Fortunately, you don’t need to implement the details behind API Sets yourself. I already presented my Rust crate for that in a previous post: nt-apiset: A Rust parser for Windows API Set Map files

Putting it all together

Did you closely follow all rules and quirks until now? Don’t worry, you don’t need to turn this into code yourself.

I have implemented all these steps in a Rust library called nt-load-order. It can be used to analyze either the current operating system or any target system root directory. The latter step even works on non-Windows platforms (leveraging my platform-independent nt-hive crate).

The library comes with a GUI example application that demonstrates these features. You can freely turn on and off any step in the creation of the boot driver load order and find out why a certain driver got its position in the list.

All my previous crates only had basic console examples, partly due to the non-existence of a widely accepted cross-platform Rust GUI toolkit. But for this exceptionally Windows-specific crate, I found it acceptable to provide an example application exclusively targeting Windows. On the plus side, this example can be a Win32 GUI application – my first use of the native-windows-gui crate.

nt-load-order-gui example application

I would like to thank GitHub user CasualX for his pelite Rust crate, which I’m using to parse the PE headers in my library.

I also needed a data structure with at least linked list semantics to get the exact same sort order as the Windows bootloader. I found this Survey of Rust linked list libraries and out of the winners that ticked all boxes, I chose dlv-list by Scott Godwin (partly due to having a much handier name than generational_token_list, sorry for that!)

What didn’t work

This is the part that is usually left out, because people only like to talk about their wins. But I consider it equally important to also document the things that I tried and that didn’t work.

When I initially took on this task, my idea was to sort the boot drivers by using a few calls to Rust’s sort_by functions along with closures to define comparison rules. Rust’s sorting algorithm would then establish a total order for the boot drivers. sort_by would use “stable sorting”, meaning that equal elements would remain at their original positions.

Like most attempts to outsmart the original, this idea failed: While it did establish a load order, multiple boot drivers ended up on different positions compared to the original.
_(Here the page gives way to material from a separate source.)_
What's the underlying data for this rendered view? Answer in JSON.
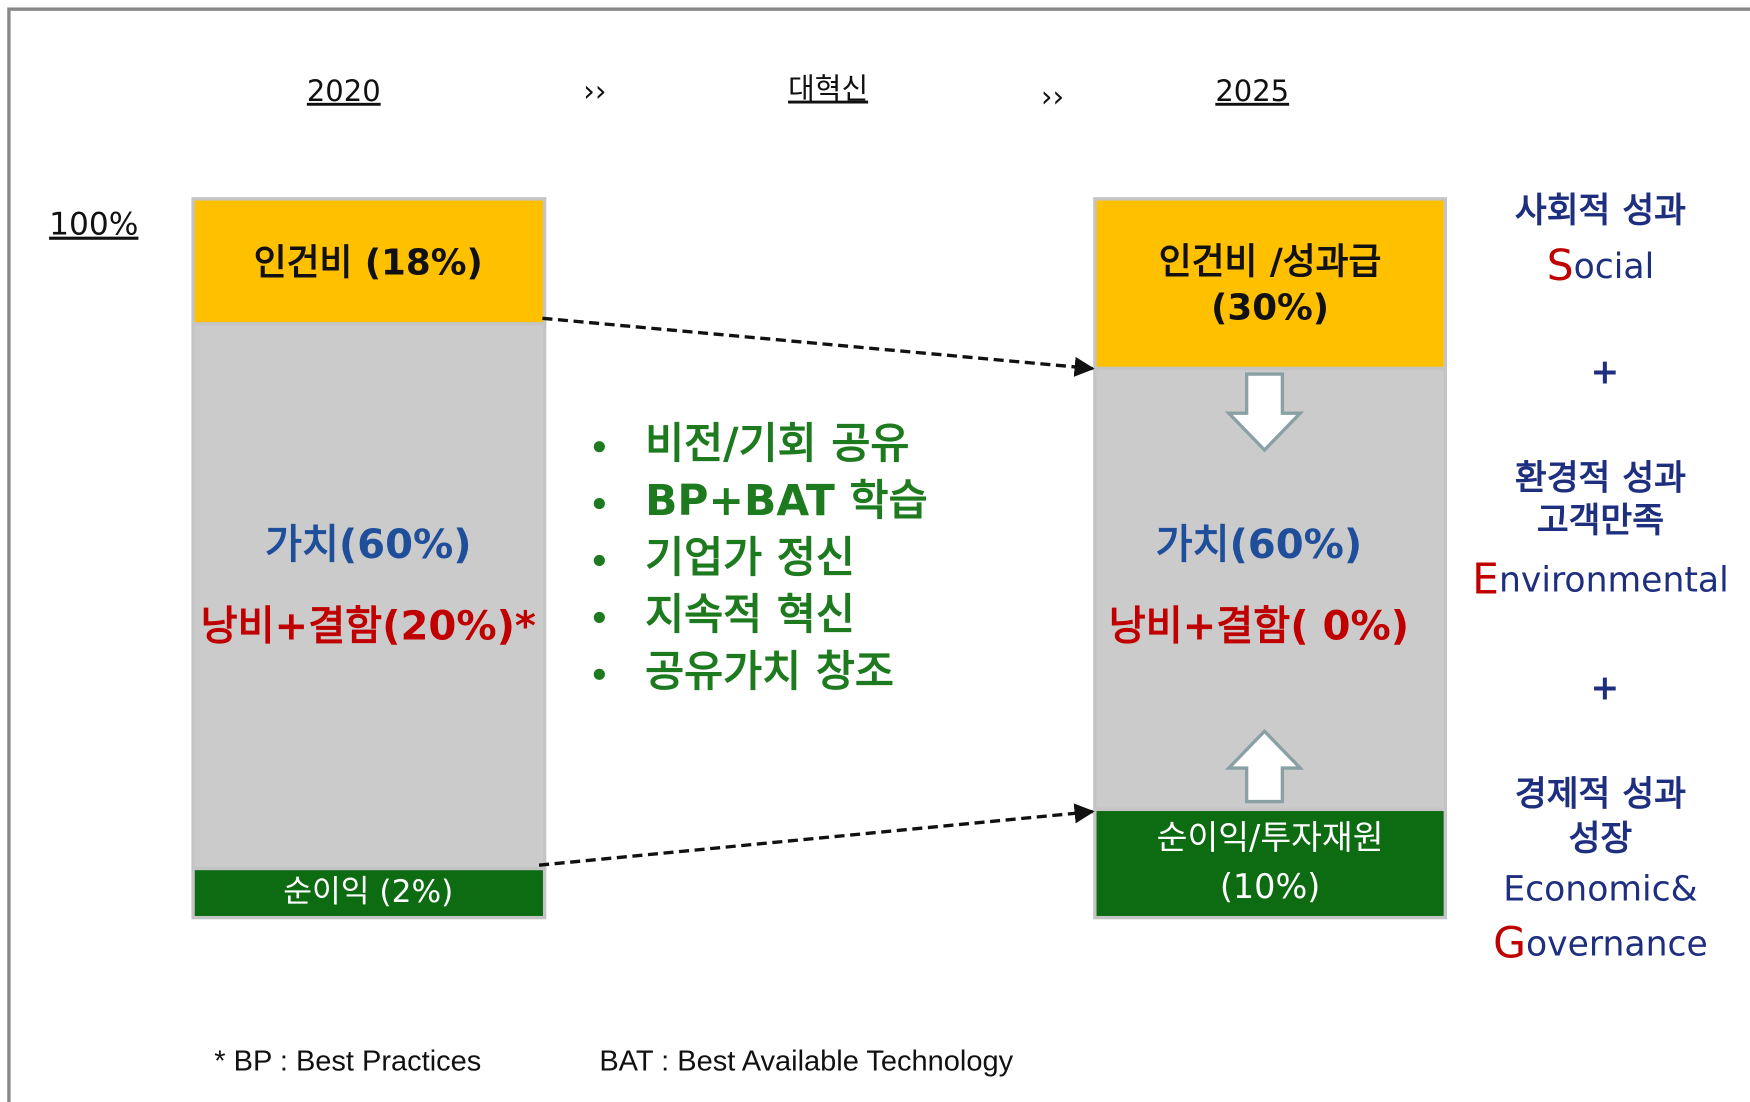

It turned out that the exact load order of the Windows bootloader could only be replicated by also using the original algorithm described above.
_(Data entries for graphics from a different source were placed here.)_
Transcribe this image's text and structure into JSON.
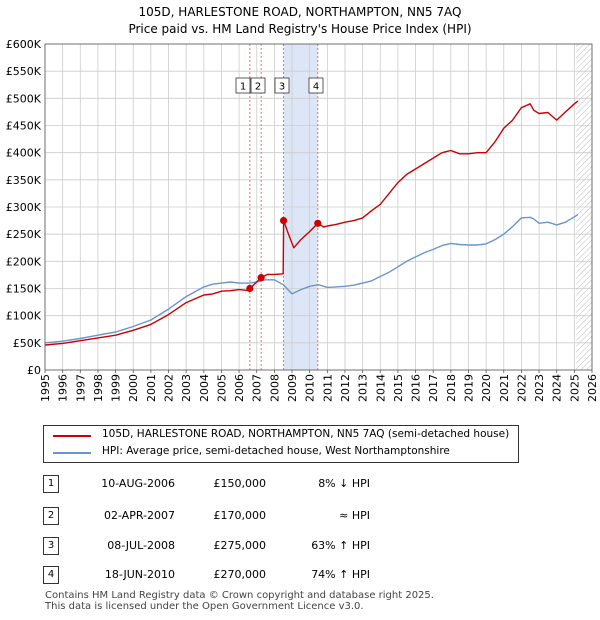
{
  "title_line1": "105D, HARLESTONE ROAD, NORTHAMPTON, NN5 7AQ",
  "title_line2": "Price paid vs. HM Land Registry's House Price Index (HPI)",
  "colors": {
    "property": "#cc0000",
    "hpi": "#6a94d0",
    "band": "#dde6f6",
    "grid": "#cccccc",
    "vline": "#d96b6b"
  },
  "legend": {
    "property": "105D, HARLESTONE ROAD, NORTHAMPTON, NN5 7AQ (semi-detached house)",
    "hpi": "HPI: Average price, semi-detached house, West Northamptonshire"
  },
  "transactions": [
    {
      "num": "1",
      "date": "10-AUG-2006",
      "price": "£150,000",
      "hpi": "8% ↓ HPI"
    },
    {
      "num": "2",
      "date": "02-APR-2007",
      "price": "£170,000",
      "hpi": "≈ HPI"
    },
    {
      "num": "3",
      "date": "08-JUL-2008",
      "price": "£275,000",
      "hpi": "63% ↑ HPI"
    },
    {
      "num": "4",
      "date": "18-JUN-2010",
      "price": "£270,000",
      "hpi": "74% ↑ HPI"
    }
  ],
  "footer_line1": "Contains HM Land Registry data © Crown copyright and database right 2025.",
  "footer_line2": "This data is licensed under the Open Government Licence v3.0.",
  "chart_data": {
    "type": "line",
    "title": "105D, HARLESTONE ROAD, NORTHAMPTON, NN5 7AQ — Price paid vs. HM Land Registry's House Price Index (HPI)",
    "xlabel": "",
    "ylabel": "",
    "xlim": [
      1995,
      2026
    ],
    "ylim": [
      0,
      600000
    ],
    "x_ticks": [
      1995,
      1996,
      1997,
      1998,
      1999,
      2000,
      2001,
      2002,
      2003,
      2004,
      2005,
      2006,
      2007,
      2008,
      2009,
      2010,
      2011,
      2012,
      2013,
      2014,
      2015,
      2016,
      2017,
      2018,
      2019,
      2020,
      2021,
      2022,
      2023,
      2024,
      2025,
      2026
    ],
    "y_ticks": [
      0,
      50000,
      100000,
      150000,
      200000,
      250000,
      300000,
      350000,
      400000,
      450000,
      500000,
      550000,
      600000
    ],
    "y_tick_labels": [
      "£0",
      "£50K",
      "£100K",
      "£150K",
      "£200K",
      "£250K",
      "£300K",
      "£350K",
      "£400K",
      "£450K",
      "£500K",
      "£550K",
      "£600K"
    ],
    "grid": true,
    "shaded_band": [
      2008.52,
      2010.46
    ],
    "hatched_future_from": 2025.1,
    "sales": [
      {
        "label": "1",
        "x": 2006.61,
        "y": 150000
      },
      {
        "label": "2",
        "x": 2007.25,
        "y": 170000
      },
      {
        "label": "3",
        "x": 2008.52,
        "y": 275000
      },
      {
        "label": "4",
        "x": 2010.46,
        "y": 270000
      }
    ],
    "series": [
      {
        "name": "105D, HARLESTONE ROAD, NORTHAMPTON, NN5 7AQ (semi-detached house)",
        "x": [
          1995.0,
          1996.0,
          1997.0,
          1998.0,
          1999.0,
          2000.0,
          2001.0,
          2002.0,
          2003.0,
          2004.0,
          2004.5,
          2005.0,
          2005.5,
          2006.0,
          2006.6,
          2006.61,
          2007.0,
          2007.25,
          2007.6,
          2008.0,
          2008.5,
          2008.52,
          2008.8,
          2009.1,
          2009.5,
          2010.0,
          2010.46,
          2010.8,
          2011.0,
          2011.5,
          2012.0,
          2012.5,
          2013.0,
          2013.5,
          2014.0,
          2014.5,
          2015.0,
          2015.5,
          2016.0,
          2016.5,
          2017.0,
          2017.5,
          2018.0,
          2018.5,
          2019.0,
          2019.5,
          2020.0,
          2020.5,
          2021.0,
          2021.5,
          2022.0,
          2022.5,
          2022.7,
          2023.0,
          2023.5,
          2024.0,
          2024.5,
          2025.0,
          2025.2
        ],
        "y": [
          46000,
          49000,
          54000,
          59000,
          64000,
          73000,
          84000,
          102000,
          124000,
          138000,
          140000,
          145000,
          146000,
          148000,
          146000,
          150000,
          162000,
          170000,
          176000,
          176000,
          177000,
          275000,
          250000,
          225000,
          240000,
          255000,
          270000,
          263000,
          265000,
          268000,
          272000,
          275000,
          280000,
          293000,
          305000,
          325000,
          345000,
          360000,
          370000,
          380000,
          390000,
          400000,
          404000,
          398000,
          398000,
          400000,
          400000,
          420000,
          445000,
          460000,
          483000,
          490000,
          478000,
          472000,
          474000,
          460000,
          475000,
          490000,
          495000
        ]
      },
      {
        "name": "HPI: Average price, semi-detached house, West Northamptonshire",
        "x": [
          1995.0,
          1996.0,
          1997.0,
          1998.0,
          1999.0,
          2000.0,
          2001.0,
          2002.0,
          2003.0,
          2004.0,
          2004.5,
          2005.0,
          2005.5,
          2006.0,
          2006.6,
          2007.0,
          2007.5,
          2008.0,
          2008.5,
          2009.0,
          2009.5,
          2010.0,
          2010.5,
          2011.0,
          2011.5,
          2012.0,
          2012.5,
          2013.0,
          2013.5,
          2014.0,
          2014.5,
          2015.0,
          2015.5,
          2016.0,
          2016.5,
          2017.0,
          2017.5,
          2018.0,
          2018.5,
          2019.0,
          2019.5,
          2020.0,
          2020.5,
          2021.0,
          2021.5,
          2022.0,
          2022.5,
          2022.7,
          2023.0,
          2023.5,
          2024.0,
          2024.5,
          2025.0,
          2025.2
        ],
        "y": [
          50000,
          53000,
          58000,
          64000,
          70000,
          80000,
          92000,
          112000,
          135000,
          153000,
          158000,
          160000,
          162000,
          160000,
          160000,
          162000,
          166000,
          166000,
          157000,
          140000,
          148000,
          154000,
          157000,
          152000,
          153000,
          154000,
          156000,
          160000,
          164000,
          172000,
          180000,
          190000,
          200000,
          208000,
          216000,
          222000,
          229000,
          233000,
          231000,
          230000,
          230000,
          232000,
          240000,
          250000,
          264000,
          280000,
          281000,
          278000,
          270000,
          272000,
          267000,
          272000,
          282000,
          286000
        ]
      }
    ]
  }
}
This may or may not make a difference in practice. I don’t know the reasons Microsoft had for implementing it like this and whether the exact order matters. But as a reverse-engineer creating a compatible reimplementation, I need to pay utmost attention to correctness and follow the original as close as possible. This also applies to things where I have no chance to figure out the original reasons. Hence, my final code uses an algorithm that very much resembles the one found in the Windows bootloader.

Acknowledgments

This crate is dedicated to the Slovenian town of Bled, where I was that weird guy researching sorting algorithms at the beautiful lake in Summer.